Nel terzo atto de Il paradosso della ripetizione (1973), saggio che attacca duramente l’istituzione psicoanalitica e le sue pratiche affiliative e di potere, Elvio Fachinelli espone la sua teoria della ripetizione. Per lo psicoanalista trentino, Freud si sarebbe limitato a concepire solo il “lato cattivo” della ripetizione, presentandola come un meccanismo coatto che ritaglia la realtà secondo specifiche regole pregresse e da cui scaturirebbe uno schema deterministico unilaterale e immodificabile.

“Per Freud […] il passato diventa presente: è il transfert, l’agire […]. Ma in questo modo il presente quasi non esiste di per sé, non incide; e poiché l’esperienza passata risulta essere, in buona parte, ‘al di là del principio di piacere’, la sua ripetizione tende ad essere ripetizione del negativo.”

Una visione del presente così irriducibilmente inchiodata al passato non è problematica solamente per il modo in cui semplifica la reale complessità dell’esperienza umana, ma anche per il suo risvolto politico: dire che l’uomo è giocato dalla ripetizione, che il suo avvenire non sarà altro che una copia del passato, vuole dire concepire l’inconscio come lo ‘straniero’ nella macchina che manipola l’arbitrio del soggetto e lo priva della possibilità etica di scegliere. Più nello specifico, dire che la ripetizione freudiana deresponsabilizza il soggetto dal proprio sintomo significa dire che la psicoanalisi non è una disciplina demistificatoria, ma essenzialmente reazionaria (e dunque ideologica).

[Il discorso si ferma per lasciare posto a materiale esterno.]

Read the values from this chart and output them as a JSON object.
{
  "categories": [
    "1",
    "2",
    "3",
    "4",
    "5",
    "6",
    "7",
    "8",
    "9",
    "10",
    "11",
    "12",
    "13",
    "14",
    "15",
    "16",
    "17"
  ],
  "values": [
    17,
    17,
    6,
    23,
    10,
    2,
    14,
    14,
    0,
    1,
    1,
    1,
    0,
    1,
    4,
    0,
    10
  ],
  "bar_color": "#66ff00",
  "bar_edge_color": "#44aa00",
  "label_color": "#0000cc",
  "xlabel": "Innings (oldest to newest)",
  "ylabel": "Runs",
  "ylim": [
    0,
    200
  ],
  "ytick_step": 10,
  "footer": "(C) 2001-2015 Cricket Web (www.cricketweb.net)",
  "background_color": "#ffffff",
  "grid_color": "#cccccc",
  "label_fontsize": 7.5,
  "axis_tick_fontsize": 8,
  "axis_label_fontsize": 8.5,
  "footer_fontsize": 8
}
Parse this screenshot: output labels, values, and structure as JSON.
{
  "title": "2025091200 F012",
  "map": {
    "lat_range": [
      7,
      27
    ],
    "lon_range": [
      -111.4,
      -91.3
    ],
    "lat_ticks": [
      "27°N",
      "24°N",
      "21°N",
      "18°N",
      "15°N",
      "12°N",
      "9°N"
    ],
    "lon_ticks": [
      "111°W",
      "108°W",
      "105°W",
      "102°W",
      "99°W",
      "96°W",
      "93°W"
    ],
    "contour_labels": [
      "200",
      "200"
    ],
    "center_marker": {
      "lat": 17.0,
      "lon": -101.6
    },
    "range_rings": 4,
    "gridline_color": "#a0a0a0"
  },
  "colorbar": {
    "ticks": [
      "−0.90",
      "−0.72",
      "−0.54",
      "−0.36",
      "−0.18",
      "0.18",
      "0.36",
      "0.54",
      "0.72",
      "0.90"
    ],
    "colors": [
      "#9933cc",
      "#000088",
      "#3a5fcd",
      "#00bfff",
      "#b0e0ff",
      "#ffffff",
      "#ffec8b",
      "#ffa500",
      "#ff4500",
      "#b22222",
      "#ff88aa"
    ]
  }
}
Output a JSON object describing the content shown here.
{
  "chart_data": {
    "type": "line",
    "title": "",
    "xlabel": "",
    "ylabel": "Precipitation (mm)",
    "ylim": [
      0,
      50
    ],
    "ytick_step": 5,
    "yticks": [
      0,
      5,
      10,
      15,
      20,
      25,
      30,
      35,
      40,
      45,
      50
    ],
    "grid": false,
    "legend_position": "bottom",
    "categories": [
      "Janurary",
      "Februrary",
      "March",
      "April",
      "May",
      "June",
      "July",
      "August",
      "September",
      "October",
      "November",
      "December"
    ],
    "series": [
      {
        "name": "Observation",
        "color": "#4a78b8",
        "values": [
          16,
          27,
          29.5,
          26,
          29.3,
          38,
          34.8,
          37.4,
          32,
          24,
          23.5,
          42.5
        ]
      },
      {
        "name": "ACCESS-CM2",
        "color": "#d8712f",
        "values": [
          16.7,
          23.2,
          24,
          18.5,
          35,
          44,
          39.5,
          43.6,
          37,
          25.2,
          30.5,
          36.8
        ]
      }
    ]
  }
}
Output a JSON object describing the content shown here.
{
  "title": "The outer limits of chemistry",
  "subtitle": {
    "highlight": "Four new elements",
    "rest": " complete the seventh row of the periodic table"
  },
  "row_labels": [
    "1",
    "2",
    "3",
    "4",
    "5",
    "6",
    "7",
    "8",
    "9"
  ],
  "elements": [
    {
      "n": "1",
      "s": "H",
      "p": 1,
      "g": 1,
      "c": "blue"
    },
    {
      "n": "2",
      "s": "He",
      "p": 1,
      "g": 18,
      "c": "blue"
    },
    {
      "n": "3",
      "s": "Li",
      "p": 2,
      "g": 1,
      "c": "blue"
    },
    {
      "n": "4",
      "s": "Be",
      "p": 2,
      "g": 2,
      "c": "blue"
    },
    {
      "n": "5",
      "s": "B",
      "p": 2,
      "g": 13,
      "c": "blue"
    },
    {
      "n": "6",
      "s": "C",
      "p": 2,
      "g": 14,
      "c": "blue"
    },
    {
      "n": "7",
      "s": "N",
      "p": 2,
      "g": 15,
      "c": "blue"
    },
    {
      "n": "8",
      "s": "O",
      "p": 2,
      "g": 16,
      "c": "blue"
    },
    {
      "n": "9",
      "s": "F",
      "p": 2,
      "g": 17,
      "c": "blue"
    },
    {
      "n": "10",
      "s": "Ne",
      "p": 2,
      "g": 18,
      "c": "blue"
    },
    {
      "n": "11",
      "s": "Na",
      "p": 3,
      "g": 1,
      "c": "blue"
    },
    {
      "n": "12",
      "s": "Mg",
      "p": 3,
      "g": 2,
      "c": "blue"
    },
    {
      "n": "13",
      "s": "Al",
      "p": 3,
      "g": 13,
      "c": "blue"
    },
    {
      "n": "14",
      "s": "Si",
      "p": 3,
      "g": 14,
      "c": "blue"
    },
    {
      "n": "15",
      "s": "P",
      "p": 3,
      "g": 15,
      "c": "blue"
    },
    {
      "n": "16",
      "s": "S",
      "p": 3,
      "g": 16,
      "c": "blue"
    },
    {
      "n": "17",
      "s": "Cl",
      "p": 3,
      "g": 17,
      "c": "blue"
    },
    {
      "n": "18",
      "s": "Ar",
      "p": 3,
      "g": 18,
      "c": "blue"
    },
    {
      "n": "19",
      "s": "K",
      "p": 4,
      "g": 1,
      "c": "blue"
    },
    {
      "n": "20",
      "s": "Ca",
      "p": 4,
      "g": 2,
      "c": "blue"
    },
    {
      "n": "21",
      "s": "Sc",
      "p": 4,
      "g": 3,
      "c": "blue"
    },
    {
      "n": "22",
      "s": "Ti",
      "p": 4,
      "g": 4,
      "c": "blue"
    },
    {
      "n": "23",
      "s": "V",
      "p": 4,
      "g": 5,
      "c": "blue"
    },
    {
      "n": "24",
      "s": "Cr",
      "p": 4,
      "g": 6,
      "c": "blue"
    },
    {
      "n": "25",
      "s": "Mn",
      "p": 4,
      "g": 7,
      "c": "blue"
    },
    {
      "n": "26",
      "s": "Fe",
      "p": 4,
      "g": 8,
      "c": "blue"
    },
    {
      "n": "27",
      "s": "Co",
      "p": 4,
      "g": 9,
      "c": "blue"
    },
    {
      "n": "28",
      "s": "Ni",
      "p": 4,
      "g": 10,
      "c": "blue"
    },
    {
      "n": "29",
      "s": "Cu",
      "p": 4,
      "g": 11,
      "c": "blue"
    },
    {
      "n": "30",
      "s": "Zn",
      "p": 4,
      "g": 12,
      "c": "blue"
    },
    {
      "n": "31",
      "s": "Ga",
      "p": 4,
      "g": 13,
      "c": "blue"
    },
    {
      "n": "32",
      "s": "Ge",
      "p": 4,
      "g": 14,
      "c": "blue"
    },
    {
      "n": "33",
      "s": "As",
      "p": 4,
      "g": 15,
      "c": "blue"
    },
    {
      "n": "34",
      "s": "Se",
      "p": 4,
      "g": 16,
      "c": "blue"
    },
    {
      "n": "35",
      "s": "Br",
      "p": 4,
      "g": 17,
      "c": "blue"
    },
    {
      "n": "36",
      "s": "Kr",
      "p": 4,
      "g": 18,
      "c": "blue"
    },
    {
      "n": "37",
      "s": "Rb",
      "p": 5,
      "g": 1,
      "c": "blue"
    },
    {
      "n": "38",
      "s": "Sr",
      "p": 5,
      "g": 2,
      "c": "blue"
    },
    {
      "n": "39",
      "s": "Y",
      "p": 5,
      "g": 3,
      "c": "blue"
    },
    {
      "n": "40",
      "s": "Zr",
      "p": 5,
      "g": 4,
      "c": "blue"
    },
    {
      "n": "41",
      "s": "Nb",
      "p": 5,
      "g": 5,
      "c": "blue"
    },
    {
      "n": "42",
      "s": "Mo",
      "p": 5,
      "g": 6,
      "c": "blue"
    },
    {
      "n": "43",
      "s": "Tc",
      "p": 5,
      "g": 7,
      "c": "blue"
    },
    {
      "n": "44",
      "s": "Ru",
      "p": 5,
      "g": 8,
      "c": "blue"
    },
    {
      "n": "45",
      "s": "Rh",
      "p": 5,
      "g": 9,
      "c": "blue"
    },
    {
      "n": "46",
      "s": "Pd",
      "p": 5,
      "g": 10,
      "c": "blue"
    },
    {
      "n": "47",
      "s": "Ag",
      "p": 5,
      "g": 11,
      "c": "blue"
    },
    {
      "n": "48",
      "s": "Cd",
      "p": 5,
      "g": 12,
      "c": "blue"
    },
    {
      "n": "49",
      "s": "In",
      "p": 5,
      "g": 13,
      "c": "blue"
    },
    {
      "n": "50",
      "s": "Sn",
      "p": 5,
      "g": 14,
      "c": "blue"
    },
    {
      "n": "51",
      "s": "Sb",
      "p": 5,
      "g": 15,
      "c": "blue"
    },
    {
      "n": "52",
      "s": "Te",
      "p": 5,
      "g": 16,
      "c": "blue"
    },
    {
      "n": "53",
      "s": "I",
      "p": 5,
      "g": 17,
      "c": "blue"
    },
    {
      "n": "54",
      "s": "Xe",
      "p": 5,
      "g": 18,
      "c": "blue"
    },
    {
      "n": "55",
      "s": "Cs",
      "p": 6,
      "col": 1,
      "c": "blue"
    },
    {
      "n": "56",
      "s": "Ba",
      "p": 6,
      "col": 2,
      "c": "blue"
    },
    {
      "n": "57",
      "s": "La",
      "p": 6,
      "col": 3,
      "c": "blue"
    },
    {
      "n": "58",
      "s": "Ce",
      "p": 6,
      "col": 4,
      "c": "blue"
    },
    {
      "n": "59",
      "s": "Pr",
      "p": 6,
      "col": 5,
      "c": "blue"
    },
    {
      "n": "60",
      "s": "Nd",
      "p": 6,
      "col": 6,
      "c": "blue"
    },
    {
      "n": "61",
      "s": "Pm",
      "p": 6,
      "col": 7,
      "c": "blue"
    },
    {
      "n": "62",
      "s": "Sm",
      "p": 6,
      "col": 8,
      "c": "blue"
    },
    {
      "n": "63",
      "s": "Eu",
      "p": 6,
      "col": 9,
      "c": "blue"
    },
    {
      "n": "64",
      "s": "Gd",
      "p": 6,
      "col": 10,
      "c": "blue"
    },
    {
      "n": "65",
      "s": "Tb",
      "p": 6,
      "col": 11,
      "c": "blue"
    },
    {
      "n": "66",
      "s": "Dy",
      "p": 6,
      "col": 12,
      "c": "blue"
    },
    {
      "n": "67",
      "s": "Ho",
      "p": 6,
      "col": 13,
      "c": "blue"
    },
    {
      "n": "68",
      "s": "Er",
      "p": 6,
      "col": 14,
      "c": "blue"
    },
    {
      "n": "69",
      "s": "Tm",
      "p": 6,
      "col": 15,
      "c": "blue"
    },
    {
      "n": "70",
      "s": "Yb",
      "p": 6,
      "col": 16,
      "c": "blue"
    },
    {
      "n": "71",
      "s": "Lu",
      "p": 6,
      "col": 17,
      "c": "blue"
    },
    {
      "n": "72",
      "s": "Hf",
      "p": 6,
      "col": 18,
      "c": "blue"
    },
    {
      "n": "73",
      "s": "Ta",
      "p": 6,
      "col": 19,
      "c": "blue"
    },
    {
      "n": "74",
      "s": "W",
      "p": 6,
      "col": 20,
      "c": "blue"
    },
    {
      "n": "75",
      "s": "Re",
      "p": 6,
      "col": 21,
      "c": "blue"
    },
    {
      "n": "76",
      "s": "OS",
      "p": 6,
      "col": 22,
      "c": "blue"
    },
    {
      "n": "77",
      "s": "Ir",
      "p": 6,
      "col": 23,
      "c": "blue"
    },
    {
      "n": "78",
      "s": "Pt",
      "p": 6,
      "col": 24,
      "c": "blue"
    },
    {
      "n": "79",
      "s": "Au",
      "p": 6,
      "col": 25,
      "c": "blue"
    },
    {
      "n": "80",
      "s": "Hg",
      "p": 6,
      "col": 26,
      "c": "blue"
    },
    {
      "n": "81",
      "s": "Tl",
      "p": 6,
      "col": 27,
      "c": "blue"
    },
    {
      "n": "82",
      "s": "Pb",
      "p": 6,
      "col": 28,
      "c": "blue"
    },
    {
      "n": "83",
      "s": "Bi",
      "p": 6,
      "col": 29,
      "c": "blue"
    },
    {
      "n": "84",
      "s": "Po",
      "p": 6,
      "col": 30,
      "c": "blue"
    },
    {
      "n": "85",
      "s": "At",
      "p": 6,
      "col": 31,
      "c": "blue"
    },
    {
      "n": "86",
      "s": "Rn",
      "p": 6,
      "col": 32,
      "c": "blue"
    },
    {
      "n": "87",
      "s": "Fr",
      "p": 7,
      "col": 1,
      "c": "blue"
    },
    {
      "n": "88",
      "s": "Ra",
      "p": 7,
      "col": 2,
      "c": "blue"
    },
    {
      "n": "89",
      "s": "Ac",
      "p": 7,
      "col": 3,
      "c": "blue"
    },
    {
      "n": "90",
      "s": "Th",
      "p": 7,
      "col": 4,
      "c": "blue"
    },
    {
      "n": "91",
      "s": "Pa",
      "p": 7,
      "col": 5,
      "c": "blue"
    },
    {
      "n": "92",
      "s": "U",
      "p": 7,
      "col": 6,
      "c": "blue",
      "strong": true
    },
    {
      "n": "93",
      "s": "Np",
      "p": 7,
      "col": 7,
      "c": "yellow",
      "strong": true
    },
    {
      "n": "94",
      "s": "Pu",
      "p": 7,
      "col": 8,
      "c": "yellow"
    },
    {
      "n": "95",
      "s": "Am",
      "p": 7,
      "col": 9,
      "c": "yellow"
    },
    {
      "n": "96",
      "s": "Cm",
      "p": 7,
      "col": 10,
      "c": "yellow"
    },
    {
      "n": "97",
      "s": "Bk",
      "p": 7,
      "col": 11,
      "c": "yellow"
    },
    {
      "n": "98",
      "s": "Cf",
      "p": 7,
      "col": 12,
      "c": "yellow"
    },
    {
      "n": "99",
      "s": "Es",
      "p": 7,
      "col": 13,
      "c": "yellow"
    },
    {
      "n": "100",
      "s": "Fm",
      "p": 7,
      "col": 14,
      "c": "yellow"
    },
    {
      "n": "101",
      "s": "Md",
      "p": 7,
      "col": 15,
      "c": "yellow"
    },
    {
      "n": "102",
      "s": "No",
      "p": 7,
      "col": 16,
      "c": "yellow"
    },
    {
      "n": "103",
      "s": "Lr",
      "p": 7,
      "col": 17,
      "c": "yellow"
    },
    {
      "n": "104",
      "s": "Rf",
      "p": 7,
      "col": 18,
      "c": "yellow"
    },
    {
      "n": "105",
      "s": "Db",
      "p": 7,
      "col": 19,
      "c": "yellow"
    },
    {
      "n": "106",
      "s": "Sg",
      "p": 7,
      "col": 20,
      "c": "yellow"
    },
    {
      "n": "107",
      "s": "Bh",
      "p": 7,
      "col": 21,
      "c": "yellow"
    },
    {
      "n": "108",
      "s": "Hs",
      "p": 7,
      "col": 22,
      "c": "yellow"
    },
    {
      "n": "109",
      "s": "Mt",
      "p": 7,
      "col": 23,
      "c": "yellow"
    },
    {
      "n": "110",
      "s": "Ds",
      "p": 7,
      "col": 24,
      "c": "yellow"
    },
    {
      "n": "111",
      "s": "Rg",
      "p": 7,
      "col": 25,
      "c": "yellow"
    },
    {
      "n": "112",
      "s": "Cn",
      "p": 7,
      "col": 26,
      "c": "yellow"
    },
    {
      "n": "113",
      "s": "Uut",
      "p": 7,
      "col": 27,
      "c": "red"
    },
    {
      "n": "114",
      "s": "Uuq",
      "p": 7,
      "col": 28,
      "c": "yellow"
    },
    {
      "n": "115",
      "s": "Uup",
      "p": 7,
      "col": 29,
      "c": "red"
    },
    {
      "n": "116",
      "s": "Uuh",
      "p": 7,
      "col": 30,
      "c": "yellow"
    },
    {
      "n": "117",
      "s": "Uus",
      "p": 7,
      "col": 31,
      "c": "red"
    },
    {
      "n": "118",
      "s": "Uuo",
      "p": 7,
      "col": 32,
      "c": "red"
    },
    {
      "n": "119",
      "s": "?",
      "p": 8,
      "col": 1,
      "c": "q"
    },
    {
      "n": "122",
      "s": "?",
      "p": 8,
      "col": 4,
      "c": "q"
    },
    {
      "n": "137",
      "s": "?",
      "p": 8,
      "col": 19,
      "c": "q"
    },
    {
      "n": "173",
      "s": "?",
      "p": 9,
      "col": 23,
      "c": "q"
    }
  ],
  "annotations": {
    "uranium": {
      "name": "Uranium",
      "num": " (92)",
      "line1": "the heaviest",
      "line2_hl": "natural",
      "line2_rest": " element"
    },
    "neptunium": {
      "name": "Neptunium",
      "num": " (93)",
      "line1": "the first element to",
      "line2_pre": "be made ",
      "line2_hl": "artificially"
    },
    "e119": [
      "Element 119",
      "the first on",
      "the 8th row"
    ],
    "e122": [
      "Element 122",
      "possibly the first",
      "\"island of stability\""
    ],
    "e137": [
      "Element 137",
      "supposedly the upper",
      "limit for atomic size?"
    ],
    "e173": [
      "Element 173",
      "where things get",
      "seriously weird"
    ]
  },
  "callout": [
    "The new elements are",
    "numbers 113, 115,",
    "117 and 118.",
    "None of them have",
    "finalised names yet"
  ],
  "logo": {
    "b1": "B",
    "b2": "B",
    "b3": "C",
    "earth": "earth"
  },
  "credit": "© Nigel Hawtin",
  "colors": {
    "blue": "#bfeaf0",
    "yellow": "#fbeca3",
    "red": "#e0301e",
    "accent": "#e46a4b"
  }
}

Per Fachinelli invece è necessario portare la ripetizione al di là della sua concezione deterministica e automatica (ovvero di causa) e intenderla piuttosto come un principio. Una simile differenza consente non solo di mettere in crisi la logica meccanicistica e non dialettica che ha dominato il pensiero post-freudiano (definito da Fachinelli un “adjustment socioaffettivo”), ma anche di fare della ripetizione tout court un fenomeno in “due fasi o momenti” distinti. Insomma, la tesi di Fachinelli è che essendo la realtà prima di tutto una “realtà storico-sociale”, dunque qualcosa di diacronico e complesso, non si dà coincidenza possibile tra passato e presente. Piuttosto, si tratta di cogliere, al di là della flessibilità individuale, lo “specifico tipo di ripetizione” entro le sue tre varianti:

  • La replica, “una riedizione pressoché puntuale del già dato” che trasfigura il passato nel presente.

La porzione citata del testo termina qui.